В эти бурные, тревожные годы, под небом, затянутым пороховым дымом, он не грезил об орденах и лентах, чинах и наградах. Иная слава манила его. И хотя обаяние Нельсона магнетически чаровало его, так же как и всех английских морских офицеров, он завидовал другим, таким, как Кук, или — предмет зависти был ближе — таким, как муж его тетки капитан Мэтью Флиндерс, продолжатель Кука в исследованиях Австралии.
Мичману повезло. Может быть, дядюшка не прочь был порадеть «родному человечку», а может быть, Джон был искренне красноречив. Как бы там ни было, но в июле восемьсот первого года капитан Флиндерс зачислил его к себе на шлюп «Инвестигейтор».
А уже через несколько дней капитану настолько полюбился новый подчиненный, что он отписал в Спилсби:
«С величайшим удовольствием я сообщаю о хорошем поведении Джона. Он прекрасный юноша, и его пребывание на корабле будет полезно и ему и кораблю. Мистер Кросслей начал заниматься с ним, и через несколько месяцев, я думаю, он будет иметь достаточные знания по астрономии, чтобы быть моей правой рукой в этом деле».
«Инвестигейтор» отправился для гидрографических работ к берегам Австралии. Это было долгожданное плавание, без пушек и барабанной дроби, возвещающей атаку, но с напряженной штурманской учебой, промерами глубин, составлением карт и чертежей, изучением морской практики и кораблевождения.
Джон попал в прекрасную школу. Флиндерс съемками южного побережья Австралии опроверг бытовавшее утверждение, что австралийский континент разделен каким-то проливом на два огромных острова. Он обошел всю Австралию. Капитан и его экипаж по праву завоевали репутацию крупнейших исследователей Австралии.
Мичман был счастлив. Он чувствовал, что каждый день приносит ему новое, что он делался моряком-исследователем, становится на путь, где профессия морехода сливается с проникновением в тайны природы.
Плавание не обошлось без бедствий. Два года спустя после ухода из Англии шлюп потерпел крушение на коралловом рифе. Моряки Флиндерса едва спаслись. Все же мичман был счастлив: кораблекрушение предпочитал он бою. И вовсе не оттого, что праздновал труса в сражении у Копенгагена. Просто он считал, что изучение земли и океанов задача более достойная человека, чем истребление себе подобных.
Однако, «когда гремит оружие, законы молчат», — говорили римляне. Оружие гремело в Европе. Молчали не одни людские и божеские законы, умолкли голоса ученых. И когда Джон Франклин добрался до Англии, ему пришлось на долгие годы отложить штурманские инструменты и позабыть свои географические мечты.
Снова пришел он на военный корабль.

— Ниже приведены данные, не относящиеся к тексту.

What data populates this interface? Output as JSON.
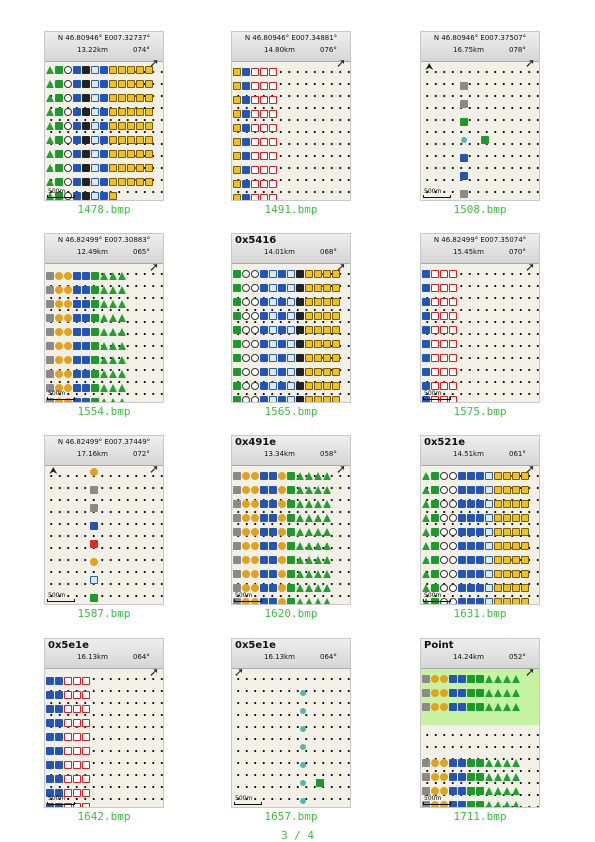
{
  "tiles": [
    {
      "caption": "1478.bmp",
      "coords": "N 46.80946° E007.32737°",
      "distance": "13.22km",
      "bearing": "074°",
      "scale": "500m"
    },
    {
      "caption": "1491.bmp",
      "coords": "N 46.80946° E007.34881°",
      "distance": "14.80km",
      "bearing": "076°",
      "scale": ""
    },
    {
      "caption": "1508.bmp",
      "coords": "N 46.80946° E007.37507°",
      "distance": "16.75km",
      "bearing": "078°",
      "scale": "500m"
    },
    {
      "caption": "1554.bmp",
      "coords": "N 46.82499° E007.30883°",
      "distance": "12.49km",
      "bearing": "065°",
      "scale": "500m"
    },
    {
      "caption": "1565.bmp",
      "title": "0x5416",
      "distance": "14.01km",
      "bearing": "068°",
      "scale": ""
    },
    {
      "caption": "1575.bmp",
      "coords": "N 46.82499° E007.35074°",
      "distance": "15.45km",
      "bearing": "070°",
      "scale": "500m"
    },
    {
      "caption": "1587.bmp",
      "coords": "N 46.82499° E007.37449°",
      "distance": "17.16km",
      "bearing": "072°",
      "scale": "500m"
    },
    {
      "caption": "1620.bmp",
      "title": "0x491e",
      "distance": "13.34km",
      "bearing": "058°",
      "scale": "500m"
    },
    {
      "caption": "1631.bmp",
      "title": "0x521e",
      "distance": "14.51km",
      "bearing": "061°",
      "scale": "500m"
    },
    {
      "caption": "1642.bmp",
      "title": "0x5e1e",
      "distance": "16.13km",
      "bearing": "064°",
      "scale": "500m"
    },
    {
      "caption": "1657.bmp",
      "title": "0x5e1e",
      "distance": "16.13km",
      "bearing": "064°",
      "scale": "500m"
    },
    {
      "caption": "1711.bmp",
      "title": "Point",
      "distance": "14.24km",
      "bearing": "052°",
      "scale": "500m"
    }
  ],
  "page_indicator": "3 / 4",
  "icons": {
    "north": "north-arrow-icon",
    "cursor": "pointer-arrow-icon"
  },
  "colors": {
    "caption": "#3fbf3f",
    "map_bg": "#f3f1e7",
    "header_bg": "#dcdcdc",
    "poi_green": "#1c9a2a",
    "poi_red": "#e21d1d",
    "poi_blue": "#2354b8",
    "poi_yellow": "#f2c218"
  }
}
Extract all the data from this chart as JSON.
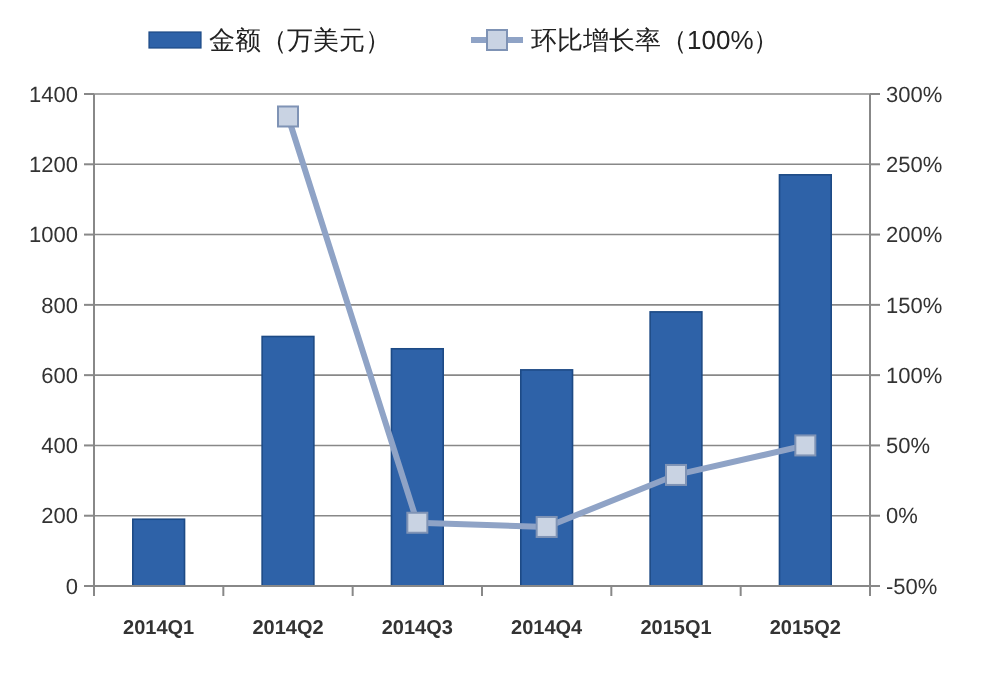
{
  "chart_data": {
    "type": "bar",
    "categories": [
      "2014Q1",
      "2014Q2",
      "2014Q3",
      "2014Q4",
      "2015Q1",
      "2015Q2"
    ],
    "series": [
      {
        "name": "金额（万美元）",
        "color": "#2e62a8",
        "values": [
          190,
          710,
          675,
          615,
          780,
          1170
        ]
      },
      {
        "name": "环比增长率（100%）",
        "type": "line",
        "axis": "y2",
        "color": "#8fa3c6",
        "marker": "square",
        "values": [
          null,
          284,
          -5,
          -8,
          29,
          50
        ]
      }
    ],
    "ylim": [
      0,
      1400
    ],
    "yticks": [
      0,
      200,
      400,
      600,
      800,
      1000,
      1200,
      1400
    ],
    "y2lim": [
      -50,
      300
    ],
    "y2ticks": [
      {
        "value": -50,
        "label": "-50%"
      },
      {
        "value": 0,
        "label": "0%"
      },
      {
        "value": 50,
        "label": "50%"
      },
      {
        "value": 100,
        "label": "100%"
      },
      {
        "value": 150,
        "label": "150%"
      },
      {
        "value": 200,
        "label": "200%"
      },
      {
        "value": 250,
        "label": "250%"
      },
      {
        "value": 300,
        "label": "300%"
      }
    ],
    "grid": "y",
    "legend": "top"
  }
}
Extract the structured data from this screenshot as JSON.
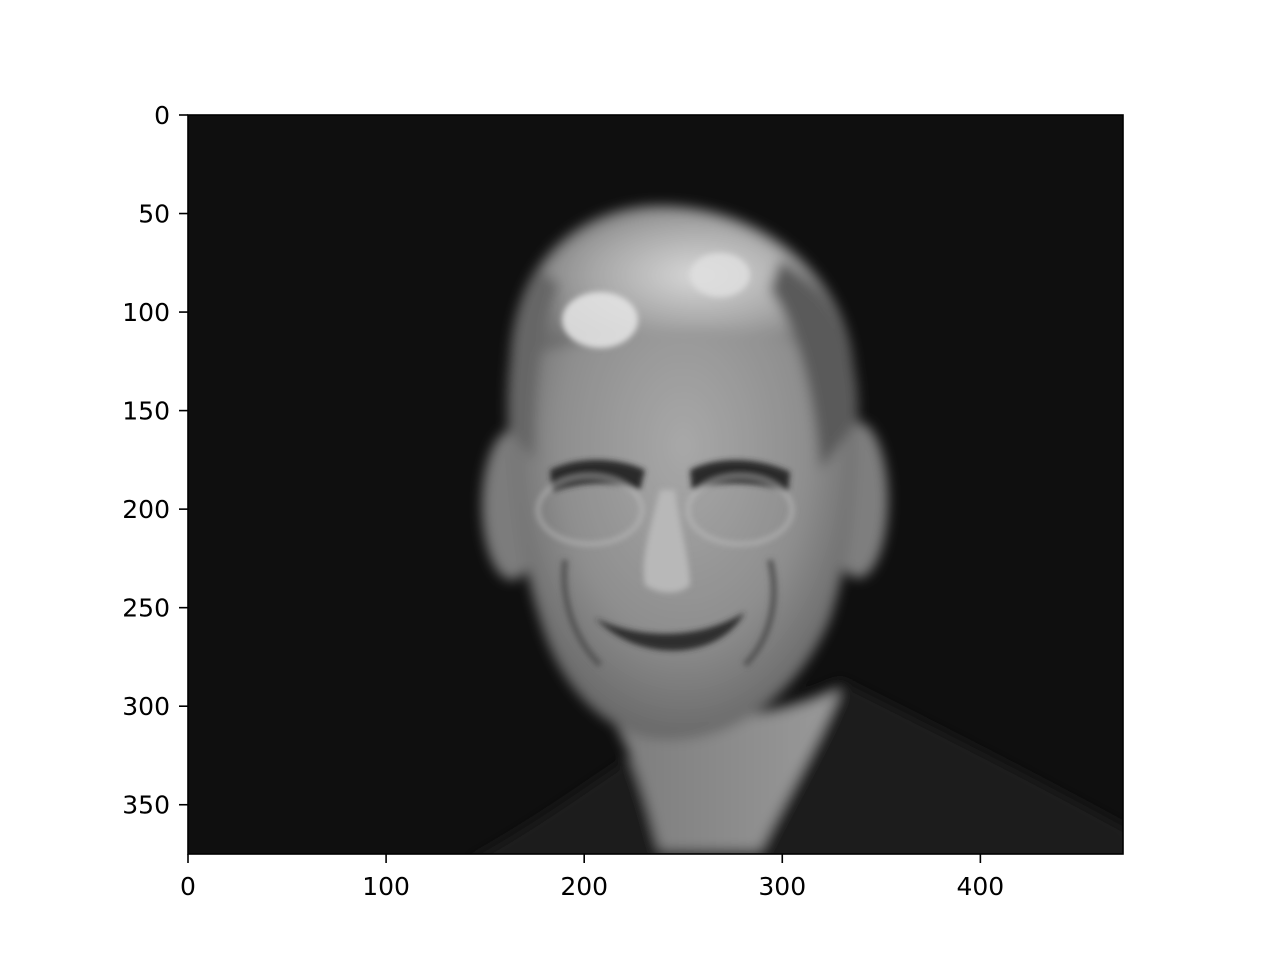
{
  "figure": {
    "kind": "image-plot",
    "image_subject": "grayscale blurred portrait photo",
    "colormap": "gray",
    "background": "#0f0f0f"
  },
  "axes": {
    "xlim": [
      0,
      472
    ],
    "ylim": [
      375,
      0
    ],
    "x_ticks": [
      {
        "value": 0,
        "label": "0"
      },
      {
        "value": 100,
        "label": "100"
      },
      {
        "value": 200,
        "label": "200"
      },
      {
        "value": 300,
        "label": "300"
      },
      {
        "value": 400,
        "label": "400"
      }
    ],
    "y_ticks": [
      {
        "value": 0,
        "label": "0"
      },
      {
        "value": 50,
        "label": "50"
      },
      {
        "value": 100,
        "label": "100"
      },
      {
        "value": 150,
        "label": "150"
      },
      {
        "value": 200,
        "label": "200"
      },
      {
        "value": 250,
        "label": "250"
      },
      {
        "value": 300,
        "label": "300"
      },
      {
        "value": 350,
        "label": "350"
      }
    ]
  }
}
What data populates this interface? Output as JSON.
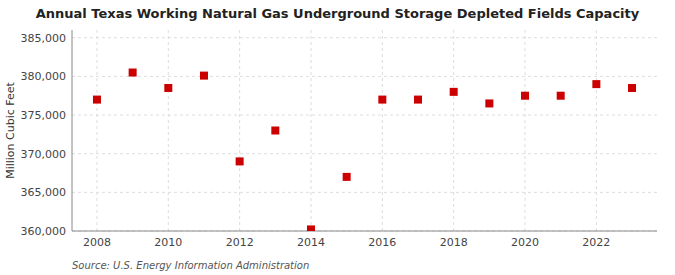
{
  "chart_data": {
    "type": "scatter",
    "title": "Annual Texas Working Natural Gas Underground Storage Depleted Fields Capacity",
    "ylabel": "Million Cubic Feet",
    "source": "Source: U.S. Energy Information Administration",
    "x": [
      2008,
      2009,
      2010,
      2011,
      2012,
      2013,
      2014,
      2015,
      2016,
      2017,
      2018,
      2019,
      2020,
      2021,
      2022,
      2023
    ],
    "values": [
      377000,
      380500,
      378500,
      380100,
      369000,
      373000,
      360200,
      367000,
      377000,
      377000,
      378000,
      376500,
      377500,
      377500,
      379000,
      378500
    ],
    "color": "#cc0000",
    "marker": "square",
    "xlim": [
      2007.3,
      2023.7
    ],
    "xticks": [
      2008,
      2010,
      2012,
      2014,
      2016,
      2018,
      2020,
      2022
    ],
    "ylim": [
      360000,
      386000
    ],
    "yticks": [
      {
        "value": 360000,
        "label": "360,000"
      },
      {
        "value": 365000,
        "label": "365,000"
      },
      {
        "value": 370000,
        "label": "370,000"
      },
      {
        "value": 375000,
        "label": "375,000"
      },
      {
        "value": 380000,
        "label": "380,000"
      },
      {
        "value": 385000,
        "label": "385,000"
      }
    ],
    "grid": true
  }
}
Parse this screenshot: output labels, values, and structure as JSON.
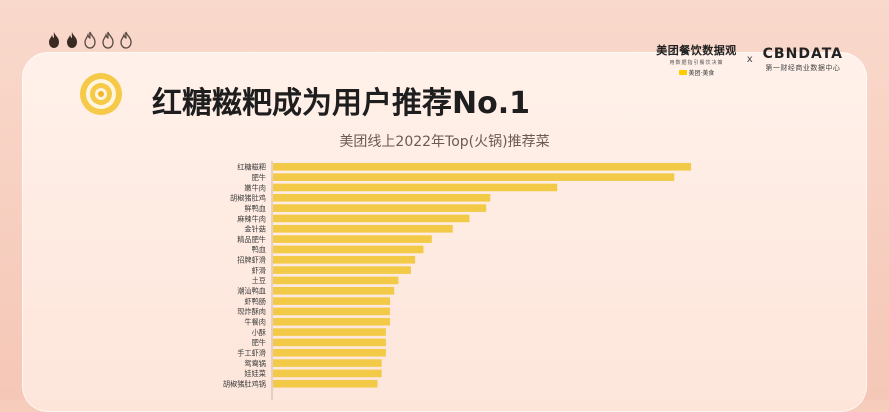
{
  "header": {
    "flame_count_filled": 2,
    "flame_count_total": 5,
    "logo_meituan": {
      "name": "美团餐饮数据观",
      "tagline": "用数据指引餐饮决策",
      "brand": "美团·美食"
    },
    "logo_separator": "x",
    "logo_cbn": {
      "name": "CBNDATA",
      "tagline": "第一财经商业数据中心"
    }
  },
  "headline": "红糖糍粑成为用户推荐No.1",
  "colors": {
    "bar": "#f2ca47",
    "accent": "#f3b52b",
    "axis": "#c9b7ae"
  },
  "icons": {
    "flame": "flame-icon",
    "badge": "target-icon"
  },
  "chart_data": {
    "type": "bar",
    "orientation": "horizontal",
    "title": "美团线上2022年Top(火锅)推荐菜",
    "xlabel": "",
    "ylabel": "",
    "categories": [
      "红糖糍粑",
      "肥牛",
      "嫩牛肉",
      "胡椒猪肚鸡",
      "鲜鸭血",
      "麻辣牛肉",
      "金针菇",
      "精品肥牛",
      "鸭血",
      "招牌虾滑",
      "虾滑",
      "土豆",
      "潮汕鸭血",
      "虾鸭肠",
      "现炸酥肉",
      "牛餐肉",
      "小酥",
      "肥牛",
      "手工虾滑",
      "鸳鸯锅",
      "娃娃菜",
      "胡椒猪肚鸡锅"
    ],
    "values": [
      100,
      96,
      68,
      52,
      51,
      47,
      43,
      38,
      36,
      34,
      33,
      30,
      29,
      28,
      28,
      28,
      27,
      27,
      27,
      26,
      26,
      25
    ],
    "xlim": [
      0,
      100
    ],
    "grid": false
  }
}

Начались крейсерства у берегов Франции.
Синей каймой тянулись берега той земли, где минули времена революции и настал час Наполеона. Звезда его ярко сияла на европейском небосводе. Города и крепости сдавались императору французов. Но ежели Марс был милостив с корсиканцем, то Нептуну он явно не пришелся по душе. На море, на водных просторах Наполеон никогда не мог добиться решающего перевеса. Там владычествовала Англия, хотя французские моряки весьма энергично противились ее морской тирании.
Во многих боевых столкновениях довелось участвовать Джону Франклину, довелось ему быть (на 74-пушечном корабле капитана Джона Кука) и при Трафальгаре, когда Нельсон поднял знаменитый сигнал: «Англия надеется, что каждый исполнит свой долг!»
Это было красиво и торжественно. Но то было мгновение в тяжелом и совсем не торжественном деле, имя которому — война. Войне же не видно было конца. Огромные людские массы маршировали по европейским полям, вытаптывая посевы, а флоты бороздили моря…
Морские сражения длились часы, а крейсерства растягивались на месяцы. А во время тех крейсерств на английских кораблях шла обыденная жизнь, хорошо уже знакомая Джону Франклину.
Как и все мичманы, Джон жил в констапельской — в общей каюте с подвесными парусиновыми койками и обеденным столом посредине. Нрав у мичманов был буйным, и констапельская зачастую походила на излюбленную лондонцами королевскую петушиную арену. За это-то сходство и называли мичманские каюты cock pit — «петушья яма».
Как и все мичманы, Джон Франклин вожделенно ждал барабанной дроби, известной под именем «Ростбиф старой Англии» и означавшей наступление обеда. Тогда он усаживался вместе с приятелями на деревянные скамейки у деревянного стола и хлебал гороховый суп с кусками солонины (на корабельном жаргоне «соленая ворса»). Недаром говаривалось, что «красавица может поразить мичманское сердце, но дьявол не в состоянии поразить мичманский желудок». И впрямь — сам нечистый был тут бессилен, ибо, закончив обед, обитатели «петушьей ямы» выпивали еще по стакану крепчайшего рома.